Table 2 shows the results of our tests. The SABL data rate is the rate after the analysis; as you recall, the original rate was 4300Kbps (Figure 2). The bandwidth is the percentage reduction between the original and SABL rate, with the PSNR values calculated for both the original and SABL streams.
In these 10 tests, the results are all positive (in some cases, extremely positive). For example, with the cartoon El Ultimo, Cambria dropped the data rate by 50 percent while keeping the PSNR at 45.24 dB. This is quite a significant data rate drop with a quality delta that should be imperceptible to viewers. We see similar results in the Screencam and Tutorial clips, where 50 percent data rate reductions still left the SABL PSNR well above 45 dB. At no point did a drop in data rate push the PSNR value anywhere close to 35 dB. In the two clips where Cambria increased the data rate, the music video “Freedom” and the short Zoolander clip, the increase was clearly beneficial and not wasteful (i.e., it didn’t push the data rate above 45 dB).

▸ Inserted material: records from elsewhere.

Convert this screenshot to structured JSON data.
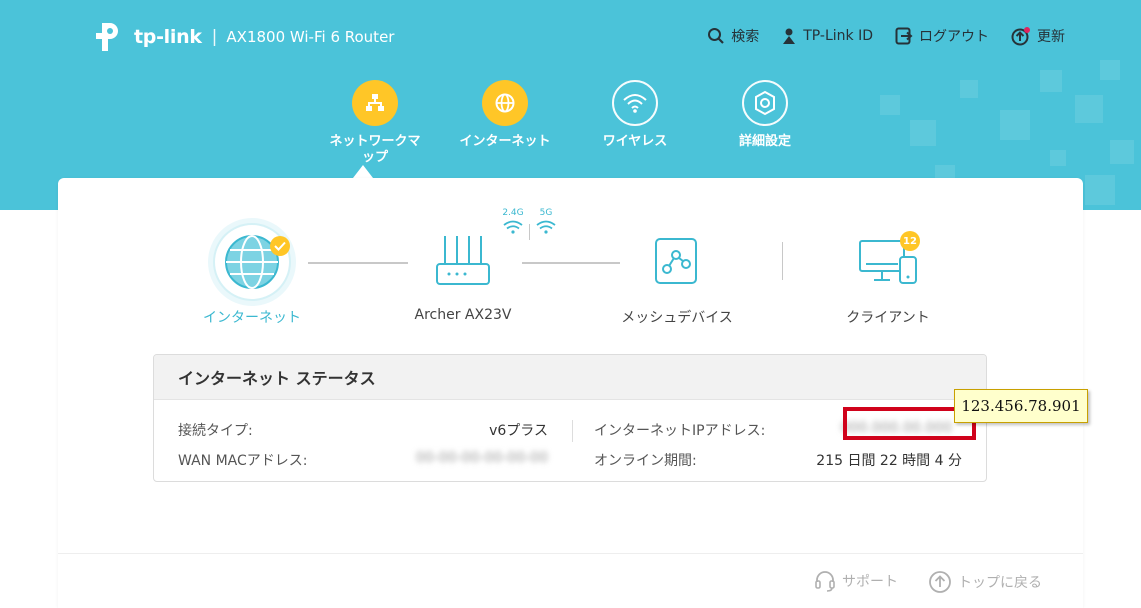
{
  "header": {
    "brand": "tp-link",
    "model": "AX1800 Wi-Fi 6 Router",
    "links": [
      {
        "label": "検索",
        "icon": "search-icon"
      },
      {
        "label": "TP-Link ID",
        "icon": "user-icon"
      },
      {
        "label": "ログアウト",
        "icon": "logout-icon"
      },
      {
        "label": "更新",
        "icon": "update-icon"
      }
    ]
  },
  "nav": [
    {
      "label": "ネットワークマップ",
      "icon": "network-map-icon",
      "active": true
    },
    {
      "label": "インターネット",
      "icon": "globe-icon",
      "active": false
    },
    {
      "label": "ワイヤレス",
      "icon": "wifi-icon",
      "active": false
    },
    {
      "label": "詳細設定",
      "icon": "gear-icon",
      "active": false
    }
  ],
  "topology": {
    "internet": "インターネット",
    "router": "Archer AX23V",
    "band_24": "2.4G",
    "band_5": "5G",
    "mesh": "メッシュデバイス",
    "clients": "クライアント",
    "client_count": "12"
  },
  "status": {
    "title": "インターネット ステータス",
    "conn_type_label": "接続タイプ:",
    "conn_type_value": "v6プラス",
    "wan_mac_label": "WAN MACアドレス:",
    "wan_mac_value": "00-00-00-00-00-00",
    "ip_label": "インターネットIPアドレス:",
    "ip_value": "000.000.00.000",
    "uptime_label": "オンライン期間:",
    "uptime_value": "215 日間 22 時間 4 分"
  },
  "callout": {
    "text": "123.456.78.901"
  },
  "footer": {
    "support": "サポート",
    "back_to_top": "トップに戻る"
  },
  "colors": {
    "band": "#4bc3d9",
    "accent": "#ffc627",
    "active_text": "#3bb8d0",
    "highlight_border": "#d0021b",
    "tooltip_bg": "#ffffcc"
  }
}
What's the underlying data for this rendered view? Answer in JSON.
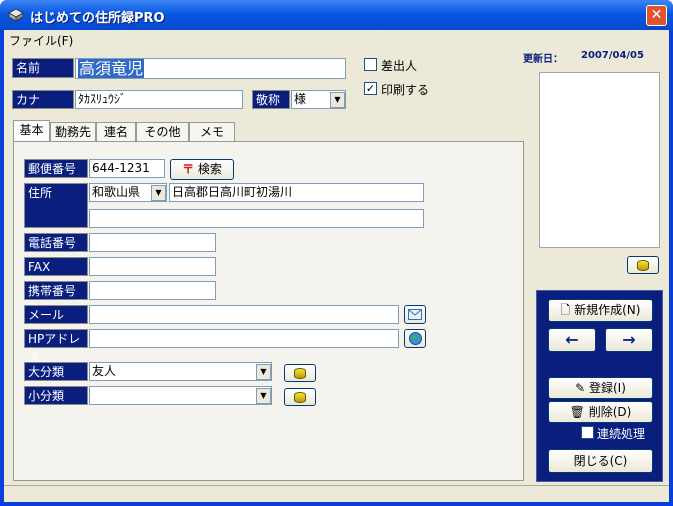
{
  "window": {
    "title": "はじめての住所録PRO"
  },
  "menu": {
    "file": "ファイル(F)"
  },
  "header": {
    "name_label": "名前",
    "name_value": "高須竜児",
    "kana_label": "カナ",
    "kana_value": "ﾀｶｽﾘｭｳｼﾞ",
    "honorific_label": "敬称",
    "honorific_value": "様",
    "sender_label": "差出人",
    "sender_checked": false,
    "print_label": "印刷する",
    "print_checked": true,
    "updated_label": "更新日：",
    "updated_value": "2007/04/05"
  },
  "tabs": [
    "基本",
    "勤務先",
    "連名",
    "その他",
    "メモ"
  ],
  "basic": {
    "zip_label": "郵便番号",
    "zip_value": "644-1231",
    "search_button": "検索",
    "address_label": "住所",
    "prefecture": "和歌山県",
    "address1": "日高郡日高川町初湯川",
    "address2": "",
    "phone_label": "電話番号",
    "phone_value": "",
    "fax_label": "FAX",
    "fax_value": "",
    "mobile_label": "携帯番号",
    "mobile_value": "",
    "mail_label": "メール",
    "mail_value": "",
    "hp_label": "HPアドレス",
    "hp_value": "",
    "major_label": "大分類",
    "major_value": "友人",
    "minor_label": "小分類",
    "minor_value": ""
  },
  "nav": {
    "new_button": "新規作成(N)",
    "prev_arrow": "←",
    "next_arrow": "→",
    "register_button": "登録(I)",
    "delete_button": "削除(D)",
    "continuous_label": "連続処理",
    "continuous_checked": false,
    "close_button": "閉じる(C)"
  }
}
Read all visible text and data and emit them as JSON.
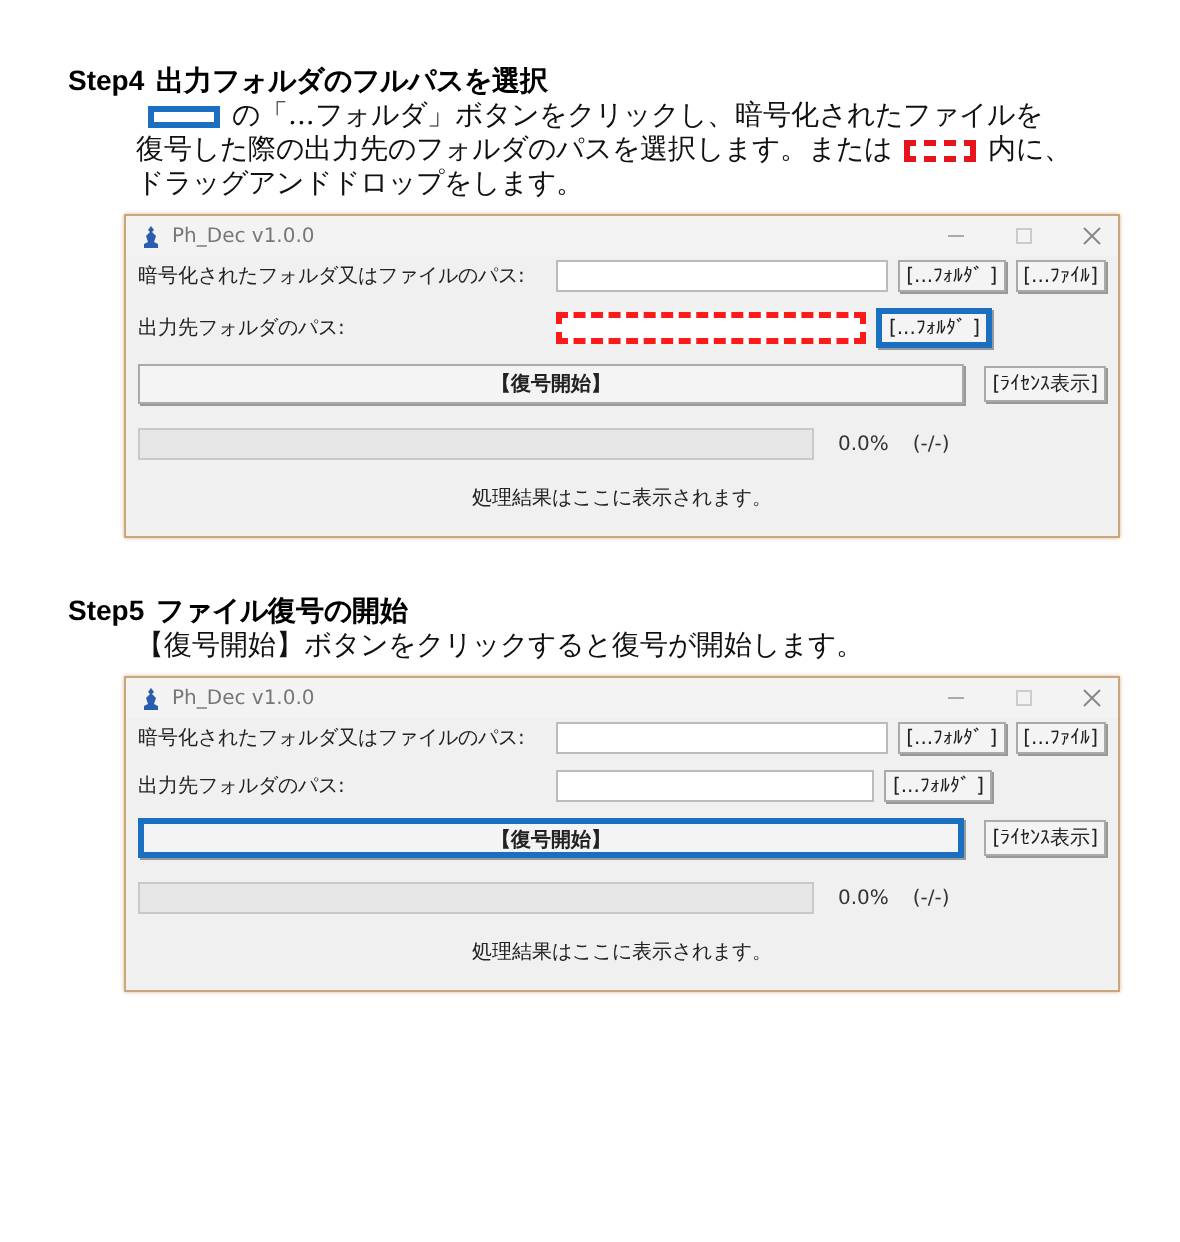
{
  "steps": [
    {
      "heading": "Step4",
      "title": "出力フォルダのフルパスを選択",
      "body": [
        [
          {
            "kind": "box"
          },
          {
            "kind": "text",
            "text": "の「...フォルダ」ボタンをクリックし、暗号化されたファイルを"
          }
        ],
        [
          {
            "kind": "text",
            "text": "復号した際の出力先のフォルダのパスを選択します。または"
          },
          {
            "kind": "dashbox"
          },
          {
            "kind": "text",
            "text": "内に、"
          }
        ],
        [
          {
            "kind": "text",
            "text": "ドラッグアンドドロップをします。"
          }
        ]
      ],
      "window": {
        "title": "Ph_Dec v1.0.0",
        "rows": [
          {
            "label": "暗号化されたフォルダ又はファイルのパス:",
            "field": {},
            "buttons": [
              {
                "label": "[...ﾌｫﾙﾀﾞ ]"
              },
              {
                "label": "[...ﾌｧｲﾙ]"
              }
            ]
          },
          {
            "label": "出力先フォルダのパス:",
            "field": {
              "highlighted": true
            },
            "buttons": [
              {
                "label": "[...ﾌｫﾙﾀﾞ ]",
                "highlighted": true
              }
            ]
          }
        ],
        "start_button": {
          "label": "【復号開始】",
          "highlighted": false
        },
        "license_button": {
          "label": "[ﾗｲｾﾝｽ表示]"
        },
        "progress": {
          "percent": "0.0%",
          "count": "(-/-)"
        },
        "result": "処理結果はここに表示されます。"
      }
    },
    {
      "heading": "Step5",
      "title": "ファイル復号の開始",
      "body": [
        [
          {
            "kind": "text",
            "text": "【復号開始】ボタンをクリックすると復号が開始します。"
          }
        ]
      ],
      "window": {
        "title": "Ph_Dec v1.0.0",
        "rows": [
          {
            "label": "暗号化されたフォルダ又はファイルのパス:",
            "field": {},
            "buttons": [
              {
                "label": "[...ﾌｫﾙﾀﾞ ]"
              },
              {
                "label": "[...ﾌｧｲﾙ]"
              }
            ]
          },
          {
            "label": "出力先フォルダのパス:",
            "field": {
              "highlighted": false
            },
            "buttons": [
              {
                "label": "[...ﾌｫﾙﾀﾞ ]",
                "highlighted": false
              }
            ]
          }
        ],
        "start_button": {
          "label": "【復号開始】",
          "highlighted": true
        },
        "license_button": {
          "label": "[ﾗｲｾﾝｽ表示]"
        },
        "progress": {
          "percent": "0.0%",
          "count": "(-/-)"
        },
        "result": "処理結果はここに表示されます。"
      }
    }
  ]
}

Let me reiterate that virtually all the parameters used in these tests are configurable. If I wanted to create another level at the bottom that dropped the data rate by 60 percent, I could. I could also create another level at the top, or push the data rate for existing levels higher for complex videos. You control all basic parameters so you can dial in the desired level of risk and reward.
How long will this analysis take? This depends upon a number of factors, including the workstation that you’re testing on, content resolution, and the number of simultaneous encodes you’ve configured in Cambria Manager. We tested on an HP Z840 workstation with two 2.6 GHz E52690 v3 CPUs running Windows 10. We created six copies of the same 1:45 (hours:mins) 1080p feature film and processed the analysis phase running five simultaneous encodes, which pushed CPU utilization up to about 96 percent. The total time to process the five movies was just under 2 hours, which would be in addition to any encoding time. At the other end of the spectrum, with two simultaneous encodes, it took 4:07 (min:sec) to process the 4:25 (min:sec) 1080p “Freedom” music video clip.
What’s the bottom line? Fixed encoding ladders are history for the reasons discussed in the Netflix blog post and the text around Table 1. Assuming that you don’t have the development budgets of Netflix and Google, the solution offered by Cambria looks very promising. If you’re locked into another encoding platform, don’t be shy about pressing for a per-title option, since the basic building blocks are available to all encoding vendors, cloud and onprem, that use a CRF-compatible codec.